Milica Emini

Personal information
- Born: 1 March 1999 (age 27)

Sport
- Sport: Athletics
- Event: Hurdles

Achievements and titles
- Personal bests: 60 m hurdles: 8.13 (2024) 100 m hurdles: 12.99 (2023) NR

Medal record
Representing Serbia
Balkan Indoor Championships
| Bronze medal – third place | 2017 Belgrade | 60 m hurdles |

= Milica Emini =

Serbian hurdler

Milica Emini (born 11 October 1999) is a Serbian hurdler. She is the Serbian national record holder in the 100 metres hurdles, and has won multiple national titles. She has represented Serbia in major championships, including in the 60 metres hurdles at the 2024 World Athletics Indoor Championships.

==Biography==
She is from Vojvodina.
In July 2023, Emini broke the Serbian national record for the 100 metres hurdles twice in a week, first breaking the record at the 2023 Balkan Games in Kraljevo with 13.15 seconds.

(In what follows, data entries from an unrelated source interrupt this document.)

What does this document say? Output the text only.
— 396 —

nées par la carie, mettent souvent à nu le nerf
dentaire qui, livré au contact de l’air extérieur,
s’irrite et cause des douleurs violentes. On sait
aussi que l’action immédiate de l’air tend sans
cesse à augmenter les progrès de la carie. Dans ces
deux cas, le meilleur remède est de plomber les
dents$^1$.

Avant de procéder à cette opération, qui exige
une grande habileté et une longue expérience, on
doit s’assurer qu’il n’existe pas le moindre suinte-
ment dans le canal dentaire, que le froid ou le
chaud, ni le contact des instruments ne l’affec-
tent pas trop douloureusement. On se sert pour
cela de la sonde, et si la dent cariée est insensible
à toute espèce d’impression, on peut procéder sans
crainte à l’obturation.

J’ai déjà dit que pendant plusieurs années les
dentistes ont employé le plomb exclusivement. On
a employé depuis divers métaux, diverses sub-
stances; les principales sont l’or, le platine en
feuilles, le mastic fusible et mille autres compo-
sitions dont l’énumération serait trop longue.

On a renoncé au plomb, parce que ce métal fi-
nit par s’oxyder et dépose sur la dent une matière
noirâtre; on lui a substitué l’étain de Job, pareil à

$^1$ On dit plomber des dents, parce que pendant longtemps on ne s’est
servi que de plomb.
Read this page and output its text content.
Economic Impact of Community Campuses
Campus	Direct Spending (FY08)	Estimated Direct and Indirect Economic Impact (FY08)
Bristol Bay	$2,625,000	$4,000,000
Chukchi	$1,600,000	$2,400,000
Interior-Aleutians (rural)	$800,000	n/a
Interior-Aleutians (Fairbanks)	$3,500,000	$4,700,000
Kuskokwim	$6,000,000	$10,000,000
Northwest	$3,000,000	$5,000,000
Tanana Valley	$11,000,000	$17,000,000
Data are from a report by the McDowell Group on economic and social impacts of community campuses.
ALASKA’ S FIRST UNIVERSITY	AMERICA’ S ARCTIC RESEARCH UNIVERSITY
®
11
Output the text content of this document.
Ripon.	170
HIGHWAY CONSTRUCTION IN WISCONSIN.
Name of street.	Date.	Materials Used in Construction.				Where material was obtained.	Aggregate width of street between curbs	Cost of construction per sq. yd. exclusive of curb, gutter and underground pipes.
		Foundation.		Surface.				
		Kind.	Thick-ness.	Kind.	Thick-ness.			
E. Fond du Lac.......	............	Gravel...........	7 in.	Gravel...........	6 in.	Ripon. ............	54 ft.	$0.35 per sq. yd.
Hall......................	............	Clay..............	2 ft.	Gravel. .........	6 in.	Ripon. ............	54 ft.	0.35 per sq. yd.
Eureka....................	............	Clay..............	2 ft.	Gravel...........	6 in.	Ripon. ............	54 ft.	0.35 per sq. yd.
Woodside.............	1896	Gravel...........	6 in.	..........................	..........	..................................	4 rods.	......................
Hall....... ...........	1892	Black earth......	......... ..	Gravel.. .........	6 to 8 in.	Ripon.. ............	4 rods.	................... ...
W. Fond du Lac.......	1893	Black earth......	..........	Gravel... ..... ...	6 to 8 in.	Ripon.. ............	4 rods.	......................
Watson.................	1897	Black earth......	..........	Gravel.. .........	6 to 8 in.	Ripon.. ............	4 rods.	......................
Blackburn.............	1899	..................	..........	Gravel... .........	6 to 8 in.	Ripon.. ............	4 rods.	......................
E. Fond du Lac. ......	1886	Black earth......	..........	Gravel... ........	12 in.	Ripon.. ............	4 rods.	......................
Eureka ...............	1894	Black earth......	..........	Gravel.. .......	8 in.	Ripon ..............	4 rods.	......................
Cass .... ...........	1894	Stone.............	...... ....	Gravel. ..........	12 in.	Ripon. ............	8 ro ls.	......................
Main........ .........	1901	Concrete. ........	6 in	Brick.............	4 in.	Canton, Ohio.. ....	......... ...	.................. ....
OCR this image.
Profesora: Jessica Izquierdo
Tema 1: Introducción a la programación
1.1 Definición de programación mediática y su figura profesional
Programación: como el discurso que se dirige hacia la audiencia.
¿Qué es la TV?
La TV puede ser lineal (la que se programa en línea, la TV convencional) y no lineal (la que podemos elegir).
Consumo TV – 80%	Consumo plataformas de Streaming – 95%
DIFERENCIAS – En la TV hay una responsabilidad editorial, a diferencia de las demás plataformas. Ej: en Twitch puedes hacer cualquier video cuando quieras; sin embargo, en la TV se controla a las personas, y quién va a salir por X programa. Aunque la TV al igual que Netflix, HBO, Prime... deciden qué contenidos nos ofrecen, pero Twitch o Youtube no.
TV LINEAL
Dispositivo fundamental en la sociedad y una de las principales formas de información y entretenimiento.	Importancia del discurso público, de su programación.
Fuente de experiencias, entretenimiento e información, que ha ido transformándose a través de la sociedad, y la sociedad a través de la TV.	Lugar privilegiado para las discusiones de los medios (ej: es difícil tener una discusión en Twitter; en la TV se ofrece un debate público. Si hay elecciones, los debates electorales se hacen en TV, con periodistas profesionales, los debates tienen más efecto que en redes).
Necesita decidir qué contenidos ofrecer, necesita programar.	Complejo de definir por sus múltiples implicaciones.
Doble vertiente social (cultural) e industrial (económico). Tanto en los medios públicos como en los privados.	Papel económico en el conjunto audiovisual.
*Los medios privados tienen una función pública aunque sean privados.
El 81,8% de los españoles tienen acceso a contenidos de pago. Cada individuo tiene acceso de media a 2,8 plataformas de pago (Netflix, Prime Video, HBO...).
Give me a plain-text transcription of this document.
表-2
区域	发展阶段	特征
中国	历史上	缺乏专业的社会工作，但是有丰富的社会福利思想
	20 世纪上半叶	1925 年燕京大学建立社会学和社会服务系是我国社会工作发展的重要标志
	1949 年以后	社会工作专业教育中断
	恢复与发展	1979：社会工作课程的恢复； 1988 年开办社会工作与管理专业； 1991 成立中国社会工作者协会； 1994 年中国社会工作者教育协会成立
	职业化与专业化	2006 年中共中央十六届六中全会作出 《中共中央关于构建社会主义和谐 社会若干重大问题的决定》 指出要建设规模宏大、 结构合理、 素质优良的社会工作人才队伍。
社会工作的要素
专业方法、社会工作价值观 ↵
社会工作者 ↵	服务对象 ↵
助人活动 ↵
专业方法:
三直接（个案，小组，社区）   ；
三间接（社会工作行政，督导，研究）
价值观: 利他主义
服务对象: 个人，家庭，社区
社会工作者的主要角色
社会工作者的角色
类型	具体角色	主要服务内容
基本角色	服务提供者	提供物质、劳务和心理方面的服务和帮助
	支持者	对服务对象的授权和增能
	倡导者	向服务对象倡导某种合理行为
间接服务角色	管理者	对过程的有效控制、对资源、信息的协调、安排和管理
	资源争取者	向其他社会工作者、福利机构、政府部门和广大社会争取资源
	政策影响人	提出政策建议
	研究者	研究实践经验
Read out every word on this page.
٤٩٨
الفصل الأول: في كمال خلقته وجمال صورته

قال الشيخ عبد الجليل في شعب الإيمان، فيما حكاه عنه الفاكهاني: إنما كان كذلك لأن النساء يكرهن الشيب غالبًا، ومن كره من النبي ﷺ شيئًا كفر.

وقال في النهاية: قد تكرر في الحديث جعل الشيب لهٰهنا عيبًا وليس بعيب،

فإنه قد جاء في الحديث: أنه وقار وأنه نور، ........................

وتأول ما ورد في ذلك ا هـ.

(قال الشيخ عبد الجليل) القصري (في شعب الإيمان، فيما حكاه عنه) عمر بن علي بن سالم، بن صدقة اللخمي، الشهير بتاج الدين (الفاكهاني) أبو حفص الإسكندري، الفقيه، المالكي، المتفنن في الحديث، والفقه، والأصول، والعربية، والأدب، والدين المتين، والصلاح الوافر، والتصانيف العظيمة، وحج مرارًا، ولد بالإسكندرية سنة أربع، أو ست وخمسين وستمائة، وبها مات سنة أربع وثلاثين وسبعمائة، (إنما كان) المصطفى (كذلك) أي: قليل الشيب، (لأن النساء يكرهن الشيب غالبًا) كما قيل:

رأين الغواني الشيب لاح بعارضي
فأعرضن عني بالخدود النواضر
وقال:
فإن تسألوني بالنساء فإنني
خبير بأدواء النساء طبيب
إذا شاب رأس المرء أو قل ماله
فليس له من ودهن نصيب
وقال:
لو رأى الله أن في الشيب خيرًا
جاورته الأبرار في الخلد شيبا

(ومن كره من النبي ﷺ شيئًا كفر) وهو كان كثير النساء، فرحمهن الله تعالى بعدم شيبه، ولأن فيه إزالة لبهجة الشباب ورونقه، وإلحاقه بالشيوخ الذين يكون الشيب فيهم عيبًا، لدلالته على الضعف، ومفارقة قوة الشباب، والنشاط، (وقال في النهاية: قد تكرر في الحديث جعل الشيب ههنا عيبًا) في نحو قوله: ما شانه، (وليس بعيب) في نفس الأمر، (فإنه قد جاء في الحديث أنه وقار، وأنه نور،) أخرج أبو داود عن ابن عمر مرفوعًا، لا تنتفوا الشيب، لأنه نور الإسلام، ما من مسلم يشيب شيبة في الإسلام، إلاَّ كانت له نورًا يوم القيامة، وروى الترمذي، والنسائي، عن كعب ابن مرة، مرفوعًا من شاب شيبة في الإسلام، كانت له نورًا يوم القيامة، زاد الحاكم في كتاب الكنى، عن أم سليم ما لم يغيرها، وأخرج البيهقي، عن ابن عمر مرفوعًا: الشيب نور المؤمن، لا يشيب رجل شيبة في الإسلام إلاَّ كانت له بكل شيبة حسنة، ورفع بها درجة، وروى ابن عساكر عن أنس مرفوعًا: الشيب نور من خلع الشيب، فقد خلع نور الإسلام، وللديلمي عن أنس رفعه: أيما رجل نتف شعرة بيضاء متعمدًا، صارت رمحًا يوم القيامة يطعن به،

She then set a new personal best and Serbian national record in the 100 metres hurdles, and dipped below 13 seconds for the first time, by running 12.99 seconds (+1.88 m/ps) in winning the Serbian Championships at the same venue. That year, she was part of the Serbian squad that represented the country at the 2023 European Athletics Team Championships in Poland.

In February 2024, she set a personal best of 8.13 seconds for the 60 metres hurdles in the preliminary heat at ISTAF Berlin Indoor, before running 8.15 in the final. Emini represented Serbia over 60 metres hurdles at the 2024 World Athletics Indoor Championships in Glasgow, Scotland, making her debut at a Global championships, running 8.31 seconds without advancing to the semi-finals. She ran 13.24 seconds for the 100 metres hurdles representing Serbia at the 2024 European Athletics Championships in Rome, Italy in June. That month, she was runner-up in the 100 metres hurdles at the Serbian Championships.

Emini won the 2025 Serbian Championships in 13.08 seconds in August 2025.

In August 2026, she competed at the 2026 European Athletics Championships in Birmingham, England, in the women's 100 metres hurdles.